Please help me figure this out!

Answer 2

Okay first lets find the missing side of the triangle with the Pythagorean theorem

Answer 3

a^2+b^2=c^2 ??

Answer 4

yep and were looking for b. a=6 and c=7

Answer 5

36+b^2=49
b^2=13
and b=sqrt(13)
with me so far?

Answer 6

B=13 :)

Answer 7

don forget the square root cuz b^2=13 not b

Answer 8

Oh yeah oops.

Answer 9

No that we know all the sides of the triangle we can get into the trigonometry.
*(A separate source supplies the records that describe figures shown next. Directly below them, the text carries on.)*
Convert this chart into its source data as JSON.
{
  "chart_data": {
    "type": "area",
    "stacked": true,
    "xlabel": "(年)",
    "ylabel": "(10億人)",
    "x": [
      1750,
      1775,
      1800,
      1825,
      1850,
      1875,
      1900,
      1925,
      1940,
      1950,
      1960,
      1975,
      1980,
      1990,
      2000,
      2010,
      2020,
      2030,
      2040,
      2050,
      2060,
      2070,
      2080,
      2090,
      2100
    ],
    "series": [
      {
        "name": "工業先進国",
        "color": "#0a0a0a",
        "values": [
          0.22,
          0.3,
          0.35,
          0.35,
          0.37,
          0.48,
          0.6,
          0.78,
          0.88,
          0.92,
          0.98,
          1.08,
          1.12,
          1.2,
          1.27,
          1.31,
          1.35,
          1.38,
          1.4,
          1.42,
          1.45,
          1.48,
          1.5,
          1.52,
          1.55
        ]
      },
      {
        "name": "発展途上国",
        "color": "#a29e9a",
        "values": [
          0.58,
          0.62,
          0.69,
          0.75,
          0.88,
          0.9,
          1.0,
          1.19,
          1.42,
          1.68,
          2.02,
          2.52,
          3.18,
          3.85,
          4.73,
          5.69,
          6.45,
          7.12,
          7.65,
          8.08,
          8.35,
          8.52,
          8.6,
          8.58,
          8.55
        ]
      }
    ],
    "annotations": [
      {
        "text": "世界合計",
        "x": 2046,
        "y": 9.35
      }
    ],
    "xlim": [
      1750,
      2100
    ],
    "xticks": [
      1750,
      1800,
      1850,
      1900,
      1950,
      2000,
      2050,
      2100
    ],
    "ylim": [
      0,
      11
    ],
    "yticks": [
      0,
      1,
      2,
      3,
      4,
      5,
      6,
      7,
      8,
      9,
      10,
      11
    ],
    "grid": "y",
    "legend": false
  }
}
Lets just change it all to sines and cosines cuz those are the easy ones

Answer 10

Alright :)

Answer 11

so what is sec in terms of sin and cos?

Answer 12

Sec < = Hypotenuse/Adjacent

Answer 13

Okay that works. its the secant of C so whats adjacent to C and whats the hypotenuse

Answer 14

Adjacent is square root of 13 and Hypotenuse is 7 right?

Answer 15

Adjacent to angle C is 6 cuz sqrt(13) is segment AB which is opposite to C but the hypotenuse is 7 so sec (C)=hyp/adj=7/6 got it?

Answer 16

Ohh yeah I get those mixed up your right haha okay I got it. :)

Answer 17

Now move on to cotangent of A. First, what's cotangent?

Answer 18

Cotangent Adjacent/Opposite so therefore Adjacent 13 and Opposite 6 right?

Answer 19

??

Answer 20

Sorry. I had to eat dinner. sqrt(13) not 13 but yes thats right though.

Answer 21

so you end up with 7/6-sqrt(13)/6=3x got it?

Answer 22

Ohh okay! 6X3=18 so 7- sqr. of 13 over 18??

Answer 23

Yah exactly!

Answer 24

Wow thanks ! haha I get it now.

Answer 25

No problem!